Дима сладко кутался и расставаться со столь важным постельным предметом явно не собирался. Ребята не стали с ним спорить. Они совершенно искренне желали другу добра.
Отнесем его вместе с одеялом, пусть ему будет тепло в дороге. А там сразу теплый душ, он даже не успеет замерзнуть. Жорик, бери его за плечи, а ты, Арс, бери за ноги, – друзья подняли Димоню вместе с одеялом.
– Осторожнее! Жорик, смотри куда ты прешь!
– Сам смотри, мать твою! Я ж спиной иду, не вижу ни фига. Давай рули! Димоня, блин, щуплый, а весит как слон!
– Ну так нажрался мяса, больше его не кормим!
– Да подними ты его повыше, он скоро у тебя по… пол цеплять будет!
Димоня что-то бормотал во сне. Георгий крепко держал его за плечи, но сразу от шеи начиналось одеяло, скрывающее все остальное.
– Лех, смотри, Жорик несет говорящую голову!
Леха посмотрел на руки Жоры.

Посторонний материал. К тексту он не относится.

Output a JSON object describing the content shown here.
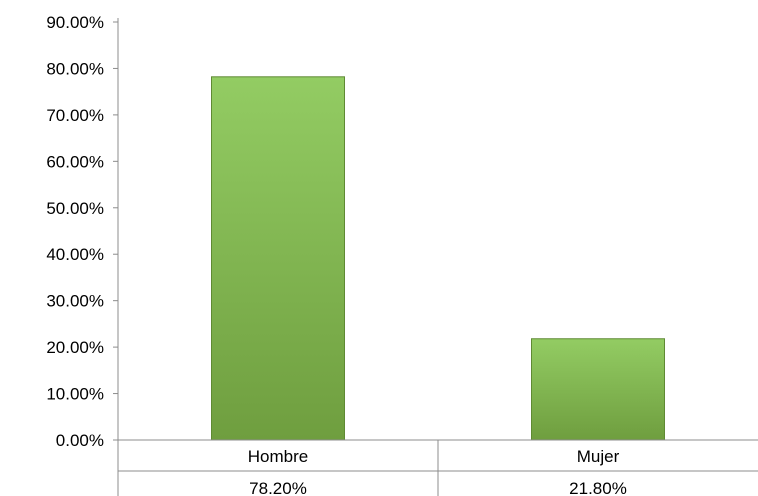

Иллюзия выходила совершенно полной. Леха и Арсений начали дружно ржать.
– Не смешите меня, враги, я и так его еле держу! – Жорик согнулся от смеха, и у него упало полотенце.
– Леха, смотри, что это за хрень теперь болтается над говорящей головой!
– Самый что ни на есть хрен и есть!
– Пацаны, кончайте! – вопил Жорик, буквально заходясь в приступе смеха. – Я не могу больше держать! Сами вы оба-два он и есть! Отвалите от моего хрена!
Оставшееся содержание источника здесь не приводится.